Поживем — увидим! Ведь и на самом деле возможно, что, когда Трезини разбивал улицы своей Коломны или воздвигал первый вариант собора на низком и пустом Заячьем острове, когда по берегам Невы, над ее неспешным «наплеском», кое-где «вызначивались» среди невысокого, хмурого болотного леса тут — дворец Данилыча-Меншикова, там — Кикины палаты, — тогда тоже потребовалось бы немыслимо бурное воображение, чтобы за всем этим рассмотреть в будущем «гордый град», «красу и диво»? И наверное, тем, кто бормотал тогда себе в бороду зловещее: «Петербургу быть пусту», неприятны, отвратительны были первые наметки города, особенно когда их невольно сравнивали с золотоглавой, обжитой и нарядной, давно сложившейся, давно обретшей свой неповторимый облик Москвой?

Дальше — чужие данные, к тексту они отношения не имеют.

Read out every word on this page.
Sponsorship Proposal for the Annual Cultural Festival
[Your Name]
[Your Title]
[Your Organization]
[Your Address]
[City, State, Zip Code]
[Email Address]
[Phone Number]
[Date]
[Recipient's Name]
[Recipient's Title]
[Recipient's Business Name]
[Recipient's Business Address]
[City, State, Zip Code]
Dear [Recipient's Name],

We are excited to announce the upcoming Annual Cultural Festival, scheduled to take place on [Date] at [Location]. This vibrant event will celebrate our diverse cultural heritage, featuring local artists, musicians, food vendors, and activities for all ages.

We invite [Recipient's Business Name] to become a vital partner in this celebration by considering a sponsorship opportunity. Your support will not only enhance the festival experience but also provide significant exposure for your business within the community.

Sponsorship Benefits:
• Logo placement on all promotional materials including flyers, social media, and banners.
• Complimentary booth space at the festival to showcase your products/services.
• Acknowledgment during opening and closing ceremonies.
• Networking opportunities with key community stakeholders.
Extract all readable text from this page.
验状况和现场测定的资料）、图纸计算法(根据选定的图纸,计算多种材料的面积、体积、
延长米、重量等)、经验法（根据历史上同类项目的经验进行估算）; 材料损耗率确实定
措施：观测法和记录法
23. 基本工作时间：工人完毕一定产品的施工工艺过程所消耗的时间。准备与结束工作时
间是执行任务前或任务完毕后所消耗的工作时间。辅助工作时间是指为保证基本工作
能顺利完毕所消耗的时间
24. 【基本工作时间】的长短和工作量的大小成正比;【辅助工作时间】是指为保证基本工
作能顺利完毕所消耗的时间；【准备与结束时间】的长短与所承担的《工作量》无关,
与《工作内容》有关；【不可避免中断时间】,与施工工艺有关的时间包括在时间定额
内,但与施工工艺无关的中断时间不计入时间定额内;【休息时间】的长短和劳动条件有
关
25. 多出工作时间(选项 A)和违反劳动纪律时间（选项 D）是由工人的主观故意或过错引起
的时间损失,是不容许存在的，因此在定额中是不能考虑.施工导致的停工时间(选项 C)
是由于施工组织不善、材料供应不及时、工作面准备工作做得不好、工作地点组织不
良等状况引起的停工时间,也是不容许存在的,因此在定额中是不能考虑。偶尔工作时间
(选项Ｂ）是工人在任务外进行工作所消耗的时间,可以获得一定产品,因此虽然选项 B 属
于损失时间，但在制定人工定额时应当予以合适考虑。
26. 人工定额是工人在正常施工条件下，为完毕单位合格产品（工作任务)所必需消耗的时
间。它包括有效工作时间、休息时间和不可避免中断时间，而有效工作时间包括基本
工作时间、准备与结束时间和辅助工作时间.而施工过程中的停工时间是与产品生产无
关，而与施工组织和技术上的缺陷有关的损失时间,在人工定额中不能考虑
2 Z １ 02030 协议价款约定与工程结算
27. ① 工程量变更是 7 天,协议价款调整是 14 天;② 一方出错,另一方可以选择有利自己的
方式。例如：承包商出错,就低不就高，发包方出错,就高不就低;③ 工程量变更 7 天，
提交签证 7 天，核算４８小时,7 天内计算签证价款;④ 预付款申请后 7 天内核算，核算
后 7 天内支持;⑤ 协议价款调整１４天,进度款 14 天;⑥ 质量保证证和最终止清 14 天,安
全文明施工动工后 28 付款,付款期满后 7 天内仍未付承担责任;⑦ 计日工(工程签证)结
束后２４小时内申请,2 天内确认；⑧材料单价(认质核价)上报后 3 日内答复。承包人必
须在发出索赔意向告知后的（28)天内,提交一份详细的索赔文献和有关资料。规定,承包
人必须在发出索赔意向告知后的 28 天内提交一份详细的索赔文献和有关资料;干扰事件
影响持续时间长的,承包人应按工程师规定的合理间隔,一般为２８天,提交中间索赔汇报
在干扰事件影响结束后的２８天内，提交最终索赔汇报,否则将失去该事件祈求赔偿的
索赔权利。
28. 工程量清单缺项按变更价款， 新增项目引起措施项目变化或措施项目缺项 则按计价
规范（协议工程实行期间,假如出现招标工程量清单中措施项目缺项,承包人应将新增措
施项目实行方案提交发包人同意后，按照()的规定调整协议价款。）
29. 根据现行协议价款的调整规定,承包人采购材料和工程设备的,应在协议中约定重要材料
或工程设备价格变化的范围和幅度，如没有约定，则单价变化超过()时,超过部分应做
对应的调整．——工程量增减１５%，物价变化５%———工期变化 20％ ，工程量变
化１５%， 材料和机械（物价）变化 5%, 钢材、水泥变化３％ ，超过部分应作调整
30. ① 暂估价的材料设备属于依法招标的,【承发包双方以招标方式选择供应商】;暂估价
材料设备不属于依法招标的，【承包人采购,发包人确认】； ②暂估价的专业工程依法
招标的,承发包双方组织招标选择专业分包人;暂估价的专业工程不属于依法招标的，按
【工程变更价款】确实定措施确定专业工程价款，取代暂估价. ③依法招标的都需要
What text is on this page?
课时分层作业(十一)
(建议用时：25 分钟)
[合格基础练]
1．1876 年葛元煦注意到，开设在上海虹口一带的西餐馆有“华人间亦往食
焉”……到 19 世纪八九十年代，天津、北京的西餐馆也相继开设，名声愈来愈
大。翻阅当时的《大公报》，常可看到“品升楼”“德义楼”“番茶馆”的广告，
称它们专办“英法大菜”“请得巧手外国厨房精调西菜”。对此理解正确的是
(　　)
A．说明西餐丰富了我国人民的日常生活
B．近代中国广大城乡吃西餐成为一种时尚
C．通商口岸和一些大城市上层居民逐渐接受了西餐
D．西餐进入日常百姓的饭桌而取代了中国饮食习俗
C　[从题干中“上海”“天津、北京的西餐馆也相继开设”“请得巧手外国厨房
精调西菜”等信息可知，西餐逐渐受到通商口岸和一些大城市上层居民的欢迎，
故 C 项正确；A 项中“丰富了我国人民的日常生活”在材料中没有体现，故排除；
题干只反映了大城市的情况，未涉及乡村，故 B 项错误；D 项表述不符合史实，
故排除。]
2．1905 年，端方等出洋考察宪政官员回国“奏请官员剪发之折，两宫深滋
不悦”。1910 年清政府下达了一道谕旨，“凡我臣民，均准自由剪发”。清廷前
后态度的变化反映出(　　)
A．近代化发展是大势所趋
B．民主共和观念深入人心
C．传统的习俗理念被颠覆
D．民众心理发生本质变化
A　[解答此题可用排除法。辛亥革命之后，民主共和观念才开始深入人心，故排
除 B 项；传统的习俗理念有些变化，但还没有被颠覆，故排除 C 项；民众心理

Может быть, у нас просто не хватает воображения, а у архитекторов и проектировщиков будущего Ленинграда его достаточно?
Что ж? Скажу еще раз: поживем — увидим! Одно могу утверждать, как на духу: более сильного впечатления, чем от созерцания этих, со всех концов и сторон окольцевавших огромный город, строительных работ, от этого, говоря прямо, строительного неистовства, но неистовства необходимого, радующего, желанного, — я не испытывал никогда…
Нет, я не вижу причин стыдиться, если в этом новом Ленинграде я не знаю почти ничего. Это город, по площади, по расстояниям, по числу зданий, проездов, площадей во много раз превосходящий то, что я привык считать своим Ленинградом. Очевидно, воздвигнуть его можно и за небольшой отрезок человеческой жизни. Но изучить его… На это не хватит и целой жизни. Моей по крайней мере. Потому что такие работы, вероятно, видны даже с Марса. С Луны уж несомненно.
После нашей экскурсии состоялось обсуждение увиденного. Вот вкратце то, что я говорил там.
Утверждают: тот, кому доверено высокое право быть зодчим в Ленинграде, должен работать в «петербургском стиле», «в высоких традициях петербургской архитектуры».